52 Weeks of Recipes for Students, Missionaries and Nervous Cooks
Kathryn H. Kidd, Clark L. Kidd
Deseret Book, 2007
I remember more than once hearing my mother make the comment that some people were so clueless in the kitchen that they “didn’t even know how to boil water.” Well, according to page 123 of 52 weeks of Recipes: “put a big pot of water on the burner…water is boiling when big bubbles come up from the bottom and break the surface of the water.” If that sounds too basic to be useful to you then you never knew any of my missionary companions or fraternity brothers.
When it comes to helping new and clueless chefs the greatest strength of 52 Weeks, in my opinion, is its indexes. It has three:
A. “Common Cooking Procedures”
B. “Cooking Terms and Ingredients”
C. “Basic Cooking Equipment”
Some of the topics in “Common Cooking Procedures,” include how to: bake potatoes, boil eggs, boil water/cook noodles, brown ground beef, cook bacon, cook rice, make roux (and pronounce it), mince garlic, and how to mix ingredients for baking.
Some of the definitions in “Cooking Terms and Ingredients” include baguette, bake, baking soda, baste, beat, boil, butter, cake mix, capers, chicken breast, chili oil, cilantro, cookie sheet, cream cheese, dash, dice, feta cheese, fold, roast, simmer, vanilla, and zest.
The recipes are mostly simple; many have only three or four ingredients while others have eight to ten. My wife and daughters (8 and 10) and I all tried some of the recipes and found them easy to make and tasty to eat. Any beginning chef could easily follow the recipes.
While I feel that 52 Weeks would be a great resource for those who want to cook and have absolutely no experience, I feel that its title is misleading and that it has missed part of its stated goal.

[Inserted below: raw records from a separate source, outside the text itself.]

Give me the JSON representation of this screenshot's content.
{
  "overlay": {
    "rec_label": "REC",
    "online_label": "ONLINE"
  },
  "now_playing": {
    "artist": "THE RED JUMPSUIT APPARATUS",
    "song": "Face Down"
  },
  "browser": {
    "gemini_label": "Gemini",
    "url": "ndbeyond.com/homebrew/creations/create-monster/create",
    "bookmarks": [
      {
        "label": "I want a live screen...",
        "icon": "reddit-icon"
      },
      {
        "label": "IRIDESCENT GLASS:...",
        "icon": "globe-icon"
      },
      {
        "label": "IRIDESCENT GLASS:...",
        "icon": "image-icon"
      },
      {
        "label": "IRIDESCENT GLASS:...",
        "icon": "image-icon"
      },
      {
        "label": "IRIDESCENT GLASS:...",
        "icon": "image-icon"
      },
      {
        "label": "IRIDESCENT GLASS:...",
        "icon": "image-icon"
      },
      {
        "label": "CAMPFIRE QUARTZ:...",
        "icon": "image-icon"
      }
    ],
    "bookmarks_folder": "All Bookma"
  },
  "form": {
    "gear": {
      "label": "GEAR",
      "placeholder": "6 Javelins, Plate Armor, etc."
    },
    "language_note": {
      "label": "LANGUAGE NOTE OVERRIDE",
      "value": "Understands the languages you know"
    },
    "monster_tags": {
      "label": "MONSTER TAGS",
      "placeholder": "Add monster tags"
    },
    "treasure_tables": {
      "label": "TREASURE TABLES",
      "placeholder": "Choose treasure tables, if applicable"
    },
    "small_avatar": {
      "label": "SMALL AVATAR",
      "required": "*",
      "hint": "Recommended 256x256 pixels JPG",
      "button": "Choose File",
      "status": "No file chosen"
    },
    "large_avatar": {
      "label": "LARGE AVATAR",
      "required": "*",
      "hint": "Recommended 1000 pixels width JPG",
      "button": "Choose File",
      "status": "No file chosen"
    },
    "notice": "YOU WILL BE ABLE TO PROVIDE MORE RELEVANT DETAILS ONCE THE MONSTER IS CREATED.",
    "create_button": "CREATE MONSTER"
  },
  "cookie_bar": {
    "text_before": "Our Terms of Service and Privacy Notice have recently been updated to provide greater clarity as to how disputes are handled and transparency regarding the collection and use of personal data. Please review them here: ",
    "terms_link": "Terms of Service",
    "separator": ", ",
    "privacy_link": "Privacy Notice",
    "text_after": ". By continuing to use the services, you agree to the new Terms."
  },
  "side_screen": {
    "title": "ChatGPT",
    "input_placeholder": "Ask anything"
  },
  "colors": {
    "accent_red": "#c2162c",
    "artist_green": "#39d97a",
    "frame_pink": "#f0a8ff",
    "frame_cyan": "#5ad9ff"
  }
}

The recipes in the book are organized into “weeks,” starting with Week/Chapter 1 and on through Week 52. The title led me to believe that there would be enough recipes in the book to cover every day of every week for a year. However, each “Week” has a maximum of three recipes in it and many of these combined would only make up one meal and its dessert. For example: the recipes for “Week 32” are “Oriental Foil Dinners” and “Condensed Milk Fudge.” “Week 36” is “Broccoli Cheese Soup,” “Citrus Salad,” and “Pineapple Pie.”

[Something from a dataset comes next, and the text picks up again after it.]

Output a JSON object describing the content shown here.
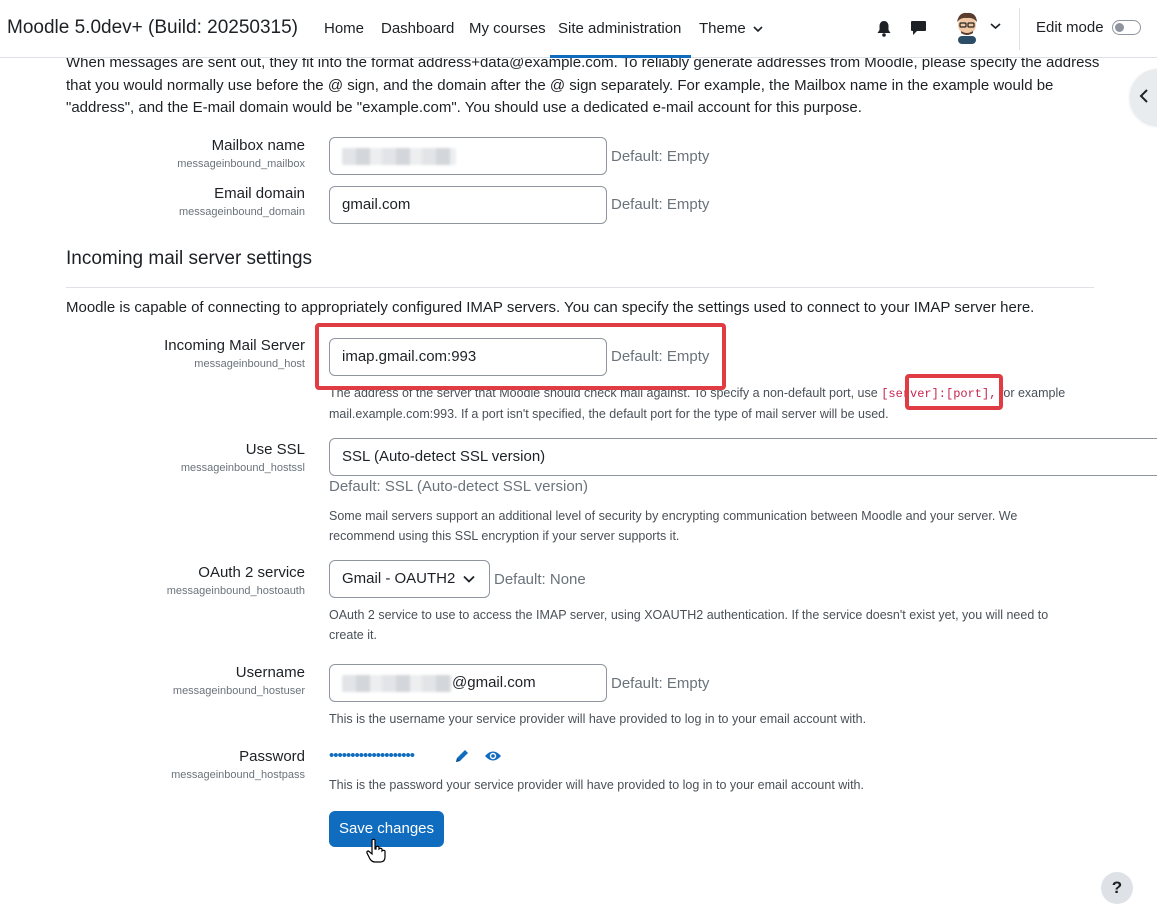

I also question its usefulness for missionaries. The appendixes do include a lot of good information for beginning cooks, and these instructions would help out many young men and women (especially the young men) who are preparing for missions. The recipes, however, are not in my opinion geared for the dynamics involved in the average missionary’s lifestyle. The biggest problem with them is time. The Church rule for missionaries is one hour for lunch and one hour for dinner. Most of these recipes require too much time for a missionary to be able to cook and eat them in the time allotted.

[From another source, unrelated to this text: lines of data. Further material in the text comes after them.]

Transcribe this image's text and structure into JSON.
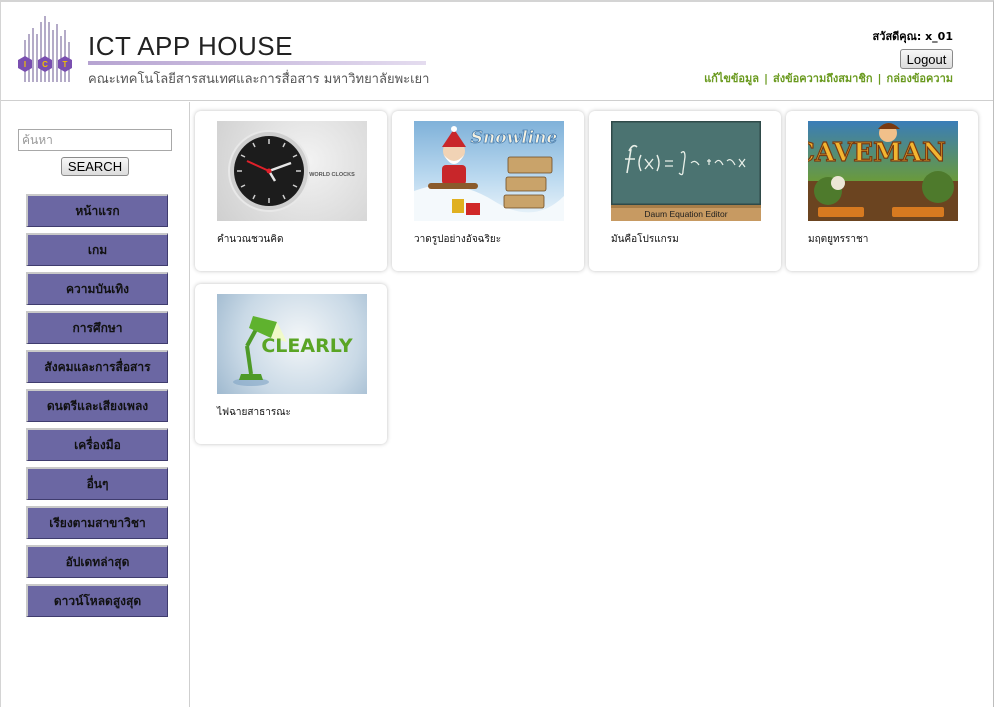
{
  "header": {
    "site_title": "ICT APP HOUSE",
    "site_subtitle": "คณะเทคโนโลยีสารสนเทศและการสื่อสาร มหาวิทยาลัยพะเยา",
    "logo_letters": [
      "I",
      "C",
      "T"
    ],
    "greeting": "สวัสดีคุณ: x_01",
    "logout_label": "Logout",
    "links": [
      "แก้ไขข้อมูล",
      "ส่งข้อความถึงสมาชิก",
      "กล่องข้อความ"
    ],
    "link_separator": "|"
  },
  "sidebar": {
    "search_placeholder": "ค้นหา",
    "search_button": "SEARCH",
    "menu": [
      "หน้าแรก",
      "เกม",
      "ความบันเทิง",
      "การศึกษา",
      "สังคมและการสื่อสาร",
      "ดนตรีและเสียงเพลง",
      "เครื่องมือ",
      "อื่นๆ",
      "เรียงตามสาขาวิชา",
      "อัปเดทล่าสุด",
      "ดาวน์โหลดสูงสุด"
    ]
  },
  "apps": [
    {
      "label": "คำนวณชวนคิด",
      "thumb_icon": "world-clock",
      "thumb_text": "WORLD CLOCKS"
    },
    {
      "label": "วาดรูปอย่างอัจฉริยะ",
      "thumb_icon": "snowline-game",
      "thumb_text": "Snowline"
    },
    {
      "label": "มันคือโปรแกรม",
      "thumb_icon": "equation-editor",
      "thumb_text": "Daum Equation Editor"
    },
    {
      "label": "มฤตยูทรราชา",
      "thumb_icon": "caveman-game",
      "thumb_text": "CAVEMAN"
    },
    {
      "label": "ไฟฉายสาธารณะ",
      "thumb_icon": "evernote-clearly",
      "thumb_text": "CLEARLY"
    }
  ],
  "colors": {
    "menu_bg": "#6b67a3",
    "link_green": "#6a9a1f",
    "logo_purple": "#7a4fb0"
  }
}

Second, while most of the recipes are simpler than those in an average cookbook, they still include a lot of spices and ingredients that aren’t going to be easily available on the average missionary budget.
Finally, while some missions may put several sets of Elders in one apartment, most missions that I am familiar with generally have one, maybe two sets of missionaries in an apartment and most of the recipes are for 6 or more, a few even serve 12 or more. In my opinion the authors would have served the "missionary" part of their target audience better if they would have included more “quick fix” recipes that served two. It is generally easier for beginning cooks to multiply recipes than it is to halve or fourth them.
Despite the weakness for missionaries, this is a fun, easy to follow little cookbook. Its size, 5” x 7” x ¼ of an inch thick, make it great for traveling or for those with limited space. I would recommend it to students, beginning cooks, newlyweds and those at home learning how to cook.